Fenomena Flexing di Sosial Media dan Dampaknya ke Psikologi Sosial
Tanggal: 20 Mei 2025 21:37 wib.
Di era digital sekarang, pasti sering banget kita melihat fenomena yang namanya "flexing" di sosial media. Istilah ini merujuk pada kebiasaan seseorang untuk pamer kemewahan, kekayaan, atau pencapaian yang mencolok di platform daring seperti Instagram, TikTok, atau X. Dari mulai pamer mobil mewah, liburan ke luar negeri, tas branded, makanan mahal, sampai sekadar struk belanjaan yang fantastis. Awalnya mungkin terlihat biasa saja, seolah bagian dari kebebasan berekspresi. Tapi, kalau kita amati lebih jauh, fenomena flexing ini punya dampak yang lumayan signifikan, terutama ke psikologi sosial kita.
Salah satu dampak paling nyata dari FlexingCulture adalah munculnya standar hidup yang seringkali nggak realistis. Ketika feed kita dipenuhi dengan orang-orang yang pamer kekayaan, secara nggak sadar kita jadi membandingkan diri. "Kok dia bisa liburan ke Maldives, aku boro-boro?" atau "Duh, dia udah pakai tas jutaan, aku masih pakai ini." Perbandingan ini, kalau terus-menerus terjadi, bisa memicu rasa iri, frustrasi, dan insecure. Kita jadi merasa hidup kita kurang, nggak cukup, atau nggak sebahagia orang lain, padahal apa yang ditampilkan di media sosial itu seringkali hanyalah bagian kecil dan sempurna dari kehidupan seseorang, bukan keseluruhan SosialMediaFake yang ada.
Tekanan untuk "sama" atau bahkan "lebih baik" dari yang lain ini kemudian memengaruhi harga diri seseorang. Bagi sebagian orang, flexing bisa jadi cara untuk mendapatkan validasi dan pengakuan. Mereka merasa "berharga" ketika unggahan mereka banyak disukai atau dikomentari. Ini adalah bentuk pencarian self-worth dari luar, yang sangat rentan. Kalau validasi itu nggak didapat, atau kalau ada orang lain yang "flexing"-nya lebih keren, bisa langsung bikin mental jadi down. Akibatnya, alih-alih membangun harga diri yang kuat dari dalam, kita malah jadi bergantung pada pandangan orang lain di dunia maya.

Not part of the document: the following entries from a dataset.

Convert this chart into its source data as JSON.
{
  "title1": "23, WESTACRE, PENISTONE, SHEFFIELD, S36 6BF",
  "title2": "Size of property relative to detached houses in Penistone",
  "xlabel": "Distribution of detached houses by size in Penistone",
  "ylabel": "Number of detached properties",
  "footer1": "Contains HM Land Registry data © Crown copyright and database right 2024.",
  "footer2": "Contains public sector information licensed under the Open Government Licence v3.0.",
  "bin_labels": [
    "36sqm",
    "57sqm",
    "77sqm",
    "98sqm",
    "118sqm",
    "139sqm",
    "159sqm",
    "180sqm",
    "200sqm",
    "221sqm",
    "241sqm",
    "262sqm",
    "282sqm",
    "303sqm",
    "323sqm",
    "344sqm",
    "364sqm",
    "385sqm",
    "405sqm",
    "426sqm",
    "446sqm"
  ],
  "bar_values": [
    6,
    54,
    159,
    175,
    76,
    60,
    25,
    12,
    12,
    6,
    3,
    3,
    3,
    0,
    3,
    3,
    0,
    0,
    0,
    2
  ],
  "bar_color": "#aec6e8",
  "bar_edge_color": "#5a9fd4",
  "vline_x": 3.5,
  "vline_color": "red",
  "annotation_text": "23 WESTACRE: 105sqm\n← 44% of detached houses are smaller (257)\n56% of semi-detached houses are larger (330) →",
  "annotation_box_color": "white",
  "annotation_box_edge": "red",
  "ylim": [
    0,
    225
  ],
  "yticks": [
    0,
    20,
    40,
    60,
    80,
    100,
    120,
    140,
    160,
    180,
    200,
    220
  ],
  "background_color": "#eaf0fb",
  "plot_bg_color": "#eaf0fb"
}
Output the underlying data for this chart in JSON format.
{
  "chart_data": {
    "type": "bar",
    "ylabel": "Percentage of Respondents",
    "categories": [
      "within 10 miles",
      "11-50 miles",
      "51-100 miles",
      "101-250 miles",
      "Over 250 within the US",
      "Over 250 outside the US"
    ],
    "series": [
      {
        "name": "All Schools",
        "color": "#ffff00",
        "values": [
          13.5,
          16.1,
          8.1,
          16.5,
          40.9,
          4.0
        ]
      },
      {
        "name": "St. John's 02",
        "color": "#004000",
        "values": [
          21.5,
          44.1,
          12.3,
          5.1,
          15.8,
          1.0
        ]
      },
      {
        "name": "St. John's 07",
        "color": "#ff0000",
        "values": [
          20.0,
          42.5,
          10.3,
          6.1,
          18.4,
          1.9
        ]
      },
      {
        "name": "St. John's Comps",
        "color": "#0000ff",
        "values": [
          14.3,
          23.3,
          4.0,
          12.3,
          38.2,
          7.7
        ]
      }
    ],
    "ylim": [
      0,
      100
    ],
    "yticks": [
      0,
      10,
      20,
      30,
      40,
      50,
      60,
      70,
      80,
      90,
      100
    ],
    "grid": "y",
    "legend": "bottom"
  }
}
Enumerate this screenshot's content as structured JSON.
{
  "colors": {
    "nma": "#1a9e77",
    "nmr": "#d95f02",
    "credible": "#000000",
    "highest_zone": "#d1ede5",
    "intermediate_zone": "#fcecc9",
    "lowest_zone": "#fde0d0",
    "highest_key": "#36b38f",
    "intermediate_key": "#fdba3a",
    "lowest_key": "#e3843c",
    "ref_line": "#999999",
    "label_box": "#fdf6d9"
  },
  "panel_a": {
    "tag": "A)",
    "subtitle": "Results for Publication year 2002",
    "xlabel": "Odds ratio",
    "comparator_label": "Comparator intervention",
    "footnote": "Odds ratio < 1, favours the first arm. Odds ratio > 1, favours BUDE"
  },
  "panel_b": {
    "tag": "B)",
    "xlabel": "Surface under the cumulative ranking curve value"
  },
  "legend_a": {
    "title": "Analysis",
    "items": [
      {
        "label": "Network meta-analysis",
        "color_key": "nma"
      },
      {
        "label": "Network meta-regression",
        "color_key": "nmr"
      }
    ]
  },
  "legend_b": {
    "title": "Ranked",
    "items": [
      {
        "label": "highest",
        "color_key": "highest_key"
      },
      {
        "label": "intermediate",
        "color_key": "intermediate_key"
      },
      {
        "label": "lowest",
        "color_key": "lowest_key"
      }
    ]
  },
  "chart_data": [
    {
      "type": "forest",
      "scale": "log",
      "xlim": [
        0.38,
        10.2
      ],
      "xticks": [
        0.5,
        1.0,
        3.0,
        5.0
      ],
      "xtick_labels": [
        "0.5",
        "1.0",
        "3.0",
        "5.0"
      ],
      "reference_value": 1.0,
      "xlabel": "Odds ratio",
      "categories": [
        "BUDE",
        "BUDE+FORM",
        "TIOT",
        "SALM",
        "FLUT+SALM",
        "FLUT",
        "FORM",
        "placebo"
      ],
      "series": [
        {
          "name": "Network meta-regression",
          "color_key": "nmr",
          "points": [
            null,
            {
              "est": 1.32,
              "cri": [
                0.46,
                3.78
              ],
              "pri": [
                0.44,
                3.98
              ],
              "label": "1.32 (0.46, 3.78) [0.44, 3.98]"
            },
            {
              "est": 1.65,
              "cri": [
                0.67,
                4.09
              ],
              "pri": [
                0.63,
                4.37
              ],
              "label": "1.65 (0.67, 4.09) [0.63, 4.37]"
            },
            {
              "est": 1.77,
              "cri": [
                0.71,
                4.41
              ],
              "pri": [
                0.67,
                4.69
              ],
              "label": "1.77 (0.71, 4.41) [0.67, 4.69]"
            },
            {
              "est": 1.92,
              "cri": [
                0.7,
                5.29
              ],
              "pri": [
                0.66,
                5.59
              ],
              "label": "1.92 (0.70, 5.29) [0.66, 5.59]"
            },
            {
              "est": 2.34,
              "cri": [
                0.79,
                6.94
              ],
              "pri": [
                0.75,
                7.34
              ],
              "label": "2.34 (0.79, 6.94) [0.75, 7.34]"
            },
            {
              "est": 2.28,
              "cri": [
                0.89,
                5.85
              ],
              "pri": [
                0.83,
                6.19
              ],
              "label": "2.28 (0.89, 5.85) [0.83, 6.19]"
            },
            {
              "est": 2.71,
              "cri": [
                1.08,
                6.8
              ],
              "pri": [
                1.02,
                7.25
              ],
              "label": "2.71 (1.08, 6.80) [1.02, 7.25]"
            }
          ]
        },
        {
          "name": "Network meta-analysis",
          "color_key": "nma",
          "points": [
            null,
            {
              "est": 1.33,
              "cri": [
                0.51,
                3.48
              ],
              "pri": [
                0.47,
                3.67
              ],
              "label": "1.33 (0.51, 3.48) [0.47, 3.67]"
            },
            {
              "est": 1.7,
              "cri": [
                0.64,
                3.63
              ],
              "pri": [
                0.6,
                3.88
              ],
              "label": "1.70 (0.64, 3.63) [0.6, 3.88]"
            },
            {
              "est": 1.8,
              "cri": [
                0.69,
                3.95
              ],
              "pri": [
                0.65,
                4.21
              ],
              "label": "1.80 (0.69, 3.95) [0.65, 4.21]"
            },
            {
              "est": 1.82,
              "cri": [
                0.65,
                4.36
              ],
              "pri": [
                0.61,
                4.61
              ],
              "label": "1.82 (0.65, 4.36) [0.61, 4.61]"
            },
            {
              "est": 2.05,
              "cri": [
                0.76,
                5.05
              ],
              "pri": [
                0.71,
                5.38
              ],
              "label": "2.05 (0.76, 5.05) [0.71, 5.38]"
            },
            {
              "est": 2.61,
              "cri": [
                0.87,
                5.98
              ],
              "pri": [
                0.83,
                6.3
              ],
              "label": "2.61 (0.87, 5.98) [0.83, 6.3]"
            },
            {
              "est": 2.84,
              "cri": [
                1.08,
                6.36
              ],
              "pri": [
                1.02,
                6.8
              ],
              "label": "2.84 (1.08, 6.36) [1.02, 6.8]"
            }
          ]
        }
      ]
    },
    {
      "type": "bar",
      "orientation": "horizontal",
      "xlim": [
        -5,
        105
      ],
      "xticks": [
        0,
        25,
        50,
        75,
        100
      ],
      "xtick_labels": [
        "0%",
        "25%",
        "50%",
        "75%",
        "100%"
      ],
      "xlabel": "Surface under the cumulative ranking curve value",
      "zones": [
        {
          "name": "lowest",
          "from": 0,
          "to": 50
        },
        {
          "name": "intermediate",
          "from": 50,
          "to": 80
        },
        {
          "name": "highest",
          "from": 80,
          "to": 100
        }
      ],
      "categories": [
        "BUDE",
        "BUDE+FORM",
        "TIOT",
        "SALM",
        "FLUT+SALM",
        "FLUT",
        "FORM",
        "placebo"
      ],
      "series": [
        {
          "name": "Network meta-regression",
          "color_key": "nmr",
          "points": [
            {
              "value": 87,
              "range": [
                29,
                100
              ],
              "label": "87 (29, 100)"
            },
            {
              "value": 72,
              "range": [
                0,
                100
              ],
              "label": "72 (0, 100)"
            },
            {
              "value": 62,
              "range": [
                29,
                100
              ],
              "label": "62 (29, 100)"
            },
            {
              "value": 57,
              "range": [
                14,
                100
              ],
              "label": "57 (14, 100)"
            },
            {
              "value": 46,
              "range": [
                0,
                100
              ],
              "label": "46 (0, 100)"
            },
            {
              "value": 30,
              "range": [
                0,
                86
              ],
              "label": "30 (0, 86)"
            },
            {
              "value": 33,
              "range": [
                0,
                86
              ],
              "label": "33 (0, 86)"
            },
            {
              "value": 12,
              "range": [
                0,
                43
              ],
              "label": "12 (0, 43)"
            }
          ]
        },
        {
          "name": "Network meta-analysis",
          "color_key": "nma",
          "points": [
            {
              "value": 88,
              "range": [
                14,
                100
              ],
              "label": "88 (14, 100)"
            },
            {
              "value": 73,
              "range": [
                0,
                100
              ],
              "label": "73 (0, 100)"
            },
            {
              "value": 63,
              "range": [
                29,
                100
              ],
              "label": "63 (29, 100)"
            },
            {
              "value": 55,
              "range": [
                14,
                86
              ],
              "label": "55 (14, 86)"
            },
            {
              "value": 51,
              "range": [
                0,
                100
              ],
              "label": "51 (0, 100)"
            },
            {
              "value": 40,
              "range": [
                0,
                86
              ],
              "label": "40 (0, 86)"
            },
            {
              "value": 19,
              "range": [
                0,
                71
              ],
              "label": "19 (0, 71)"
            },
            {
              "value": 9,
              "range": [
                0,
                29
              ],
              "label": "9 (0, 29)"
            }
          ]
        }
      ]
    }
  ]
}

Fenomena ini juga bisa menciptakan semacam lingkaran setan. Orang yang insecure karena melihat flexing orang lain, mungkin akan merasa terdorong untuk ikut flexing agar dianggap sukses atau bahagia. Mereka jadi memaksakan diri membeli barang-barang yang sebenarnya di luar kemampuan finansial, hanya demi bisa pamer di media sosial. Ini tentu saja bisa berujung pada masalah finansial yang serius, seperti utang menumpuk, atau gaya hidup yang nggak sehat. Mereka terjebak dalam ilusi kemewahan yang sebenarnya rapuh.
Dampak lainnya adalah erosi empati dan rasa syukur. Ketika kita terus-menerus disuguhi tayangan kemewahan, kita jadi lupa bahwa di luar sana masih banyak orang yang berjuang untuk kebutuhan dasar. Prioritas jadi bergeser, dari mencari kebahagiaan sejati atau berkontribusi pada sesama, menjadi mengejar materi dan validasi semu. Ini bisa mengikis kemampuan kita untuk bersyukur atas apa yang sudah dimiliki dan berempati terhadap kesulitan orang lain.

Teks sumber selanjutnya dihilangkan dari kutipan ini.